The next book up for review is The Council of Dads: My Daughters, My Illness, and the Men Who Could Be Me by Bruce Feiler. This book was another first-read from goodreads.com.
Bestselling author Bruce Feiler was a young father when he was diagnosed with cancer. He instantly worried what his daughters’ lives would be like without him. “Would they wonder who I was? Would they wonder what I thought? Would they yearn for my approval, my love, my voice?”
Three days later he came up with a stirring idea of how he might give them that voice. He would reach out to six men from all the passages in his life, and ask them to be present in the passages in his daughters’ lives. And he would call this group “The Council of Dads.”
“I believe my daughters will have plenty of opportunities in their lives,” he wrote to these men. “They’ll have loving families. They’ll have each other. But they may not have me. They may not have their dad. Will you help be their dad?”
The Council of Dads is the inspiring story of what happened next. Feiler introduces the men in his Council and captures the life lesson he wants each to convey to his daughters–how to see, how to travel, how to question, how to dream.
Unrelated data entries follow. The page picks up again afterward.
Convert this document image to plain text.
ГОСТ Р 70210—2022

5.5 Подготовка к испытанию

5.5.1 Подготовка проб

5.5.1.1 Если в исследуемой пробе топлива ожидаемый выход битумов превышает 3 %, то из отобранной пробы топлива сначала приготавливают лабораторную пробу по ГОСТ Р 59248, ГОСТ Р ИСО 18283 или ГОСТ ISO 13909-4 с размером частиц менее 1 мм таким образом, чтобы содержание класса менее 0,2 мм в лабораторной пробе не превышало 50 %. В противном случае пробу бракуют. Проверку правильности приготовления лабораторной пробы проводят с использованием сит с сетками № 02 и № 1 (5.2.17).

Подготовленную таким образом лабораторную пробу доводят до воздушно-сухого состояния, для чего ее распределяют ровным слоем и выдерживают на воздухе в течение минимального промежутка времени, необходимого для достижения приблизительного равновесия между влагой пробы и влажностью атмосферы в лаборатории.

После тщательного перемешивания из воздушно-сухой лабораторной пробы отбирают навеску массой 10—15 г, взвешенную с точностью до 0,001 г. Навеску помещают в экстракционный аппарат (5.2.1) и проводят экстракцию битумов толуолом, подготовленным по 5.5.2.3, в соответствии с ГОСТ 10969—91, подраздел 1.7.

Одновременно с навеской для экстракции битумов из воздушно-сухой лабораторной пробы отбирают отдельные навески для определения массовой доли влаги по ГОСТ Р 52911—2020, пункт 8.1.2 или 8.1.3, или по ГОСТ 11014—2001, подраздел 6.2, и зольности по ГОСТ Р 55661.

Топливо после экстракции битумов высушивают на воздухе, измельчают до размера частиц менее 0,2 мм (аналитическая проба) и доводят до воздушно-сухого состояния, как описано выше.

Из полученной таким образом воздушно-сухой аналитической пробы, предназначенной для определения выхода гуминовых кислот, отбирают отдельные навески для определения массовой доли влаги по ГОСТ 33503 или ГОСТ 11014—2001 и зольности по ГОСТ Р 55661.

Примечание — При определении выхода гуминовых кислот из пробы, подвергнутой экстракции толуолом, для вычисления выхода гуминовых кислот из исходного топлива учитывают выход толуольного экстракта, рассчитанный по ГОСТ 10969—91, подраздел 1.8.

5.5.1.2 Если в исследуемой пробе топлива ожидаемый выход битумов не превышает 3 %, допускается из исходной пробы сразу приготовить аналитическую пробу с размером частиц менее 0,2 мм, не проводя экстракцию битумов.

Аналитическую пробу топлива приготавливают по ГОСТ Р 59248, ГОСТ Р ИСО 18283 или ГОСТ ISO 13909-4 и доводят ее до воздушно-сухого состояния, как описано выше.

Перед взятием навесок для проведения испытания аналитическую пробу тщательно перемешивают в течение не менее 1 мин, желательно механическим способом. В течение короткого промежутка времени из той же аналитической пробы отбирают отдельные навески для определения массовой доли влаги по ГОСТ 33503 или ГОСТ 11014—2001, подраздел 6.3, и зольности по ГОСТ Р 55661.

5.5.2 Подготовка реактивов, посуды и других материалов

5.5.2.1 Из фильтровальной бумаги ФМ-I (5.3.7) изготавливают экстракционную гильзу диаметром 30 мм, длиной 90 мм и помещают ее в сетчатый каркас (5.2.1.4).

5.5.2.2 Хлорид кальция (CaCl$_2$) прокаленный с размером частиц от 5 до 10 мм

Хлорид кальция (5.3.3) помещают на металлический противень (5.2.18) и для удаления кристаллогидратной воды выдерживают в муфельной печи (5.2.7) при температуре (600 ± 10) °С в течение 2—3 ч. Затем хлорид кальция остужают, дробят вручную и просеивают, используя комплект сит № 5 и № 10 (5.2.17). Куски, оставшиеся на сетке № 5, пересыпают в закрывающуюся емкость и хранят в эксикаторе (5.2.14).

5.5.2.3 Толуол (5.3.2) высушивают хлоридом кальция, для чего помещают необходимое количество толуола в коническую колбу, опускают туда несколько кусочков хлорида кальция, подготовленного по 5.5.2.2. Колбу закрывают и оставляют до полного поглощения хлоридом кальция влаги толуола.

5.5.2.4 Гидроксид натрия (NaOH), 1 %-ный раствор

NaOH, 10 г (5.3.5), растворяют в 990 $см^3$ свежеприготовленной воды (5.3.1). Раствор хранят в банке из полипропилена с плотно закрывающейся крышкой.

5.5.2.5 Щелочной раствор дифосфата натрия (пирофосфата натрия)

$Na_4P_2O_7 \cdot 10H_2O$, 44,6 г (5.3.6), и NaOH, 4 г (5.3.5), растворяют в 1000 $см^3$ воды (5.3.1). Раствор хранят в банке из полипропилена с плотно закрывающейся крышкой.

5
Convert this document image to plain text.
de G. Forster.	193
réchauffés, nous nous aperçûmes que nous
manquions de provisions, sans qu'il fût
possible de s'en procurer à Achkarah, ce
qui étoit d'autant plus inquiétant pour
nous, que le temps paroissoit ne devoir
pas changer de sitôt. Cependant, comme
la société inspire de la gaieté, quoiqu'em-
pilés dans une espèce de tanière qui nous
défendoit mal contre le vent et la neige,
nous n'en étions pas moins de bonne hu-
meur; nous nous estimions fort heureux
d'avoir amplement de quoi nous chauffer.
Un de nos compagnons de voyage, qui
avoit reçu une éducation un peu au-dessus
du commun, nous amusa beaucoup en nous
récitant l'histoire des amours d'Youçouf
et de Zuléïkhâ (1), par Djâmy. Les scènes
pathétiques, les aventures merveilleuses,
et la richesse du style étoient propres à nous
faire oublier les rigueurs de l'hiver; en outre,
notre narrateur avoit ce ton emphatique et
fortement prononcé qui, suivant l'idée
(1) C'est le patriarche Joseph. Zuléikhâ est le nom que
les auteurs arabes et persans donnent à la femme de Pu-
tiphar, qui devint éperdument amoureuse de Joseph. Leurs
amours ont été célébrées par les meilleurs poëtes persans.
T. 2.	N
He mixes these with an intimate, highly personal chronicle of his experience battling cancer while raising young children, along with vivid portraits of his father, his two grandfathers, and various father figures in his life that explore the changing role of fathers in America.
This is the work of a master storyteller confronting the most difficult experience of his life and emerging with wisdom and hope. The Council of Dads is a touching, funny, and ultimately deeply moving book on how to live life, how the human spirit can respond to adversity, and how to deepen and cherish the friendships that enrich our lives.
Just by reading the description of this story I knew it was going to be a tearjerker. The book did not disappoint. Right from the first chapter, I found myself emotionally attached the the author and his family. I needed to read more to find out how they survived during the author’s year-long ordeal.
One of the things I enjoyed about this book was the chapter layout. The first chapter in this pattern was a letter written by the author to his friends and family. This was followed by a chapter introducing one of the “dads” to the reader. The last chapter was one in which the “dad” and Feiler discussed what that dad would pass along to the author’s children if he passed. While it was possible for these chapters to feel disjointed, each worked well together to tell a complete story.
The chapters consisting of the letters were my favorite. One of the reasons I enjoyed these so much is that they were able to give an update about the author’s condition with a human touch. They discussed things such as Feiler’s heath and how his family had been coping with his illness. I found these chapters were a a great tool to help pace the story. They were a great way to quickly cover several months worth of time while still keeping the reader informed.
As the author was telling a very personal story, I could of easily felt like an outsider throughout the book. The lack of experience I have with dealing with cancer in my family could of made it hard to relate to the journey told. Neither of these things was a problem. The author does such a fantastic job telling his story that you feel like you are right there with him. You celebrate his highs as if they are your own. When he is suffering you wish that you were there to support him. The author’s ability to make his journey your own helps make this book a must read.
Review: This was a fantastic read that was impossible to put down. The author had my interest and I was riveted throughout his year long battle. Despite the fact I had little in common with the author, I found myself often relating to his situation and enjoying his story.